Why This White House Official Is So Dismissive of Deficit ‘Fixation’

A top White House official scoffed at concerns over deficit spending in a Washington Post op-ed, dismissing issues raised from an earlier column.

President Barack Obama and John Podesta, counselor to the president, walk to the Oval Office after returning from a meeting at the Pentagon on October 6, 2014 in Washington, DC. Obama met with the military leaders for an update on the battle against ISIS. (Getty Images)

“We can continue allowing our policy debates to be waylaid by single-minded, blinkered discussion of the long-term deficit,” wrote John Podesta, counselor to President Barack Obama. “Or we can make the right choice and focus on solving the challenges we face today, on building an economy that works for the middle class, on investing in young people and innovative technologies, on accelerating growth — and, in the end, reduce our long-term deficits and debt and avoid the crisis of 2039.”

The oped was in response to Post editorial page editor Fred Hiatt who criticized the Obama administration for claiming victory over deficit spending. Hiatt warned that while the deficit has decreased for now, it is set to increase after 2017 and the debt could reach potentially unsustainable levels by 2039.

The national debt stands at $17.8 trillion.
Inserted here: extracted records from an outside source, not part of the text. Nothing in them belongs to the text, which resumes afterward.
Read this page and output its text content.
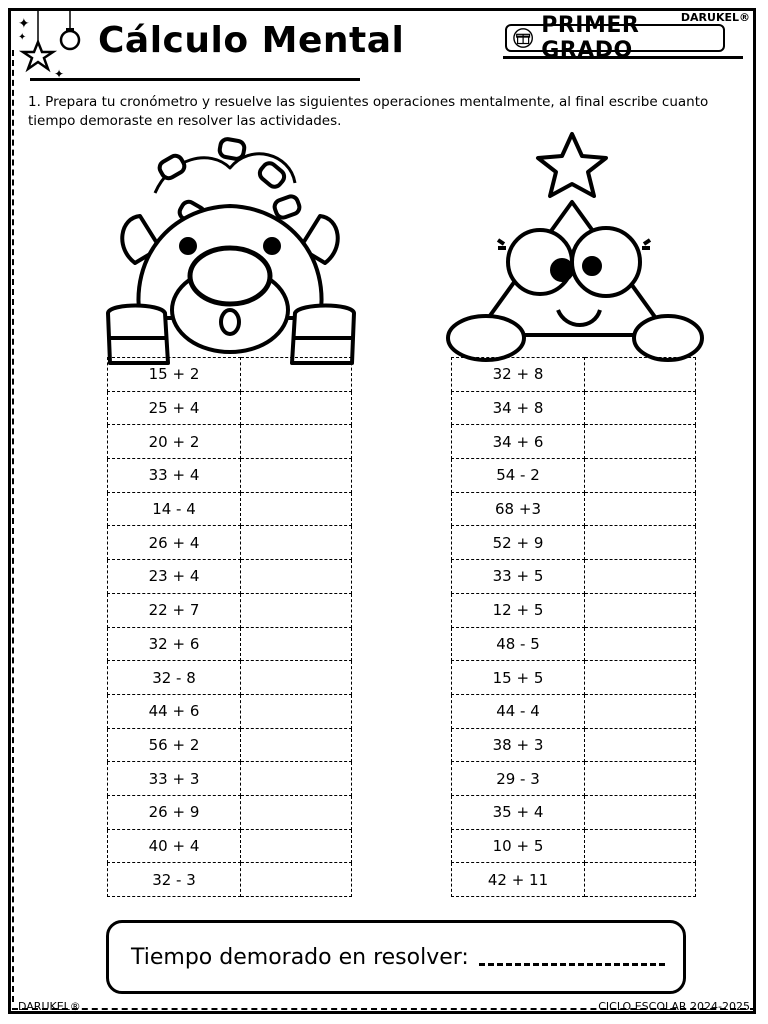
✦
✦
✦ Cálculo Mental
DARUKEL®
PRIMER GRADO
1. Prepara tu cronómetro y resuelve las siguientes operaciones mentalmente, al final escribe cuanto tiempo demoraste en resolver las actividades.
15 + 2	
25 + 4	
20 + 2	
33 + 4	
14 - 4	
26 + 4	
23 + 4	
22 + 7	
32 + 6	
32 - 8	
44 + 6	
56 + 2	
33 + 3	
26 + 9	
40 + 4	
32 - 3	
32 + 8	
34 + 8	
34 + 6	
54 - 2	
68 +3	
52 + 9	
33 + 5	
12 + 5	
48 - 5	
15 + 5	
44 - 4	
38 + 3	
29 - 3	
35 + 4	
10 + 5	
42 + 11	
Tiempo demorado en resolver:
DARUKEL®	CICLO ESCOLAR 2024-2025
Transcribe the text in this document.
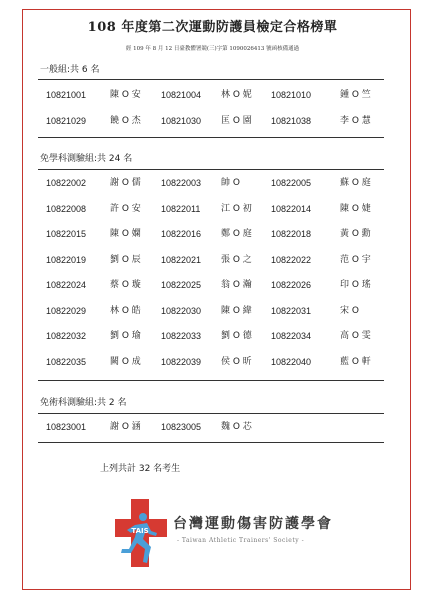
108 年度第二次運動防護員檢定合格榜單
經 109 年 8 月 12 日臺教體署競(三)字第 1090026413 號函核備通過
一般組:共 6 名
10821001	陳 O 安 10821004 林 O 妮 10821010	鍾 O 竺
10821029	饒 O 杰 10821030 匡 O 園 10821038	李 O 慧
免學科測驗組:共 24 名
10822002	謝 O 儒 10822003 帥 O	10822005	蘇 O 庭
10822008	許 O 安 10822011 江 O 初 10822014	陳 O 婕
10822015	陳 O 嫻 10822016 鄭 O 庭 10822018	黃 O 勳
10822019	劉 O 辰 10822021 張 O 之 10822022	范 O 宇
10822024	蔡 O 璇 10822025 翁 O 瀚 10822026	印 O 瑤
10822029	林 O 皓 10822030 陳 O 緯 10822031	宋 O
10822032	劉 O 瑜 10822033 劉 O 德 10822034	高 O 雯
10822035	闕 O 成 10822039 侯 O 昕 10822040	藍 O 軒
免術科測驗組:共 2 名
10823001	謝 O 涵 10823005 魏 O 芯
上列共計 32 名考生
TAIS 台灣運動傷害防護學會
- Taiwan Athletic Trainers' Society -
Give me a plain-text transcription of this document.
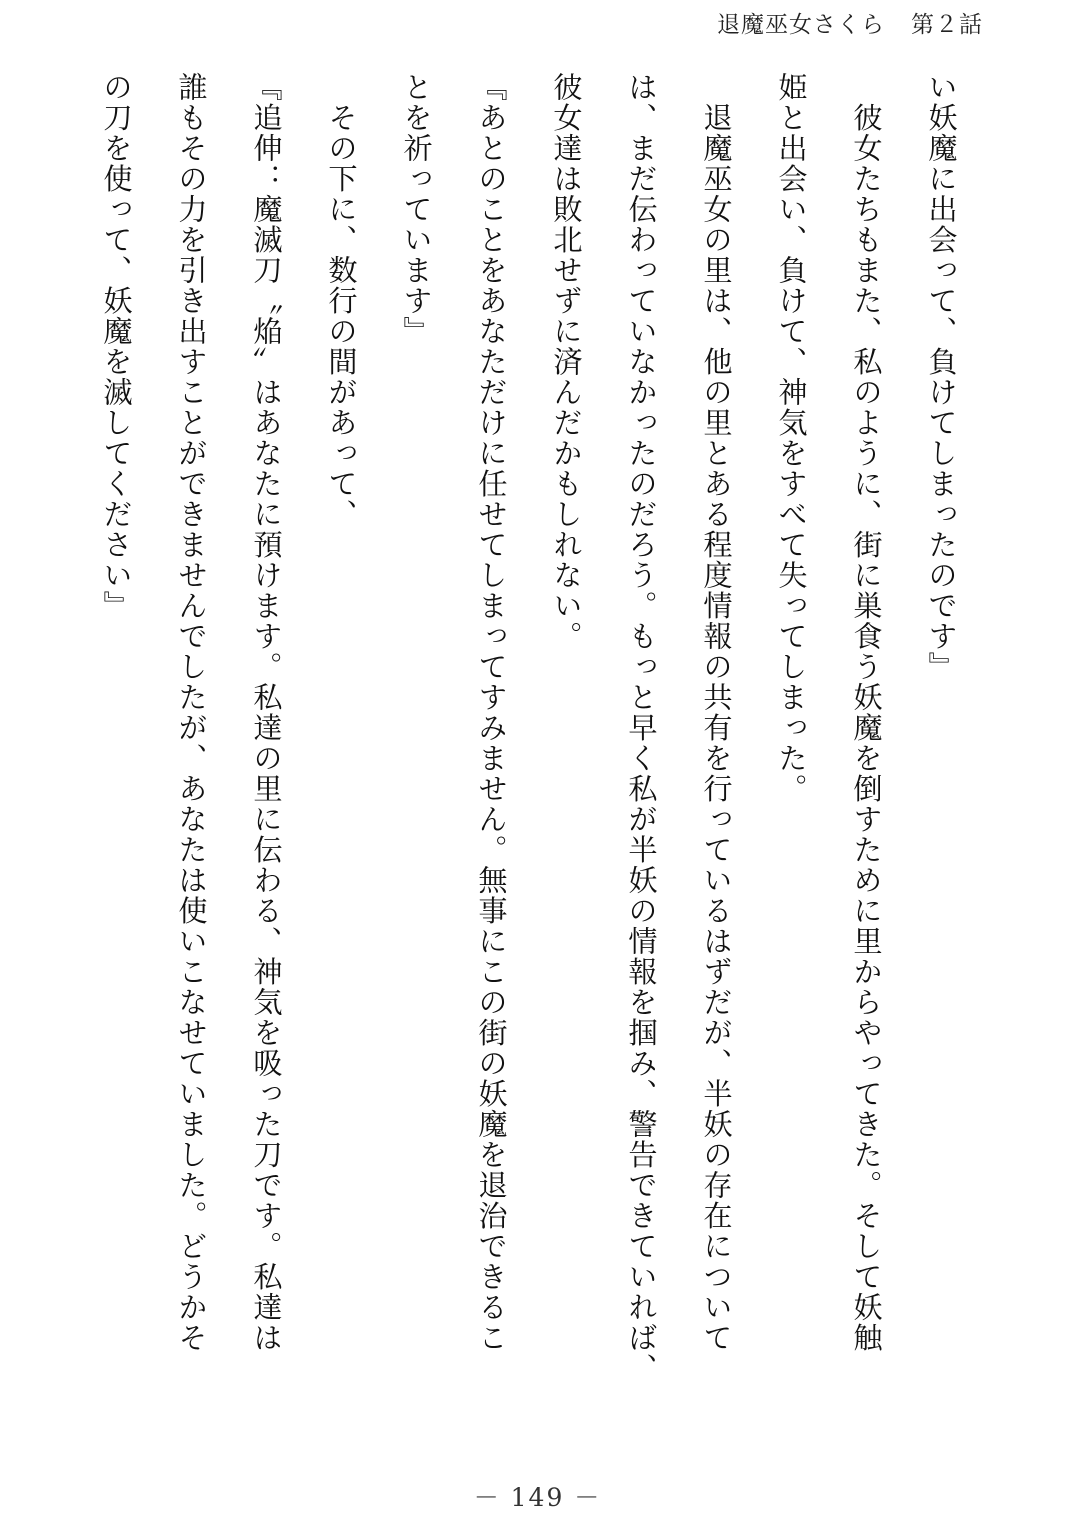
退魔巫女さくら 第２話

い妖魔に出会って、負けてしまったのです』

　彼女たちもまた、私のように、街に巣食う妖魔を倒すために里からやってきた。そして妖触

姫と出会い、負けて、神気をすべて失ってしまった。

　退魔巫女の里は、他の里とある程度情報の共有を行っているはずだが、半妖の存在について

は、まだ伝わっていなかったのだろう。もっと早く私が半妖の情報を掴み、警告できていれば、

彼女達は敗北せずに済んだかもしれない。

『あとのことをあなただけに任せてしまってすみません。無事にこの街の妖魔を退治できるこ

とを祈っています』

　その下に、数行の間があって、

『追伸：魔滅刀〝焔〟はあなたに預けます。私達の里に伝わる、神気を吸った刀です。私達は

誰もその力を引き出すことができませんでしたが、あなたは使いこなせていました。どうかそ

の刀を使って、妖魔を滅してください』

－ 149 －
The federal budget deficit stands at $486 billion.

Podesta rattled off administration goals such as a minimum wage hike, more infrastructure spending, and immigration reform as solutions to long-term fiscal solvency. Podesta also claimed that Obamacare is to be credited for controlling debt.

“The problem with Hiatt’s fixation on what’s going to happen to the budget in 2039 isn’t that high debt-to-GDP ratios don’t have consequences — it’s that deficit angst makes it all too easy for policymakers to ignore the fact that we still need to do more to repair the damage from the Great Recession, to grow wages and help middle-class families feel secure, and to invest in the future,” Podesta wrote.

He further reminded readers, “I understand the value of fiscal discipline. I helped to produce three budget surpluses when I was chief of staff to President Bill Clinton,” Podesta wrote.

Hiatt’s column Monday did not dispute priorities of the administration, rather argued that it would be more difficult to fund those progressive goals if action aren’t taken now to promote fiscal discipline.

“When it comes to entitlement reform, as far as this administration is concerned: mission accomplished,” Hiatt wrote. “Which is fair enough, if your horizon is Jan. 20, 2017. Anyone looking beyond that date should be alarmed at the satisfaction Obama proclaims despite the prospect of ever-rising government debt.”

He goes on to cite the Congressional Budget Office, which said federal debt would reach 74 percent of the gross domestic product, or GDP, “a higher percentage than at any point in U.S. history except a brief period around World War II.”

Moreover, the CBO says, “and almost twice the percentage at the end of 2008.”

“With no change in policy, that percentage will hold steady or decline a bit for a couple of years and then start rising again, to a dangerous 78 percent by 2024 and an insupportable 106 percent by 2039,” Hiatt wrote.

What’s more, entitlements like Social Security, Medicare and Obamacare will consumer 14 percent of the GDP by 2039, double the average of the last 40 years.

“Put those together and the government will be spending on entitlement programs and interest alone just about what it spends today on the entire budget,” Hiatt wrote. “Everything else — schools, pre-K, Pell grants, national parks, mass transit, housing subsidies — will get squeezed, or taxes will soar, or both.”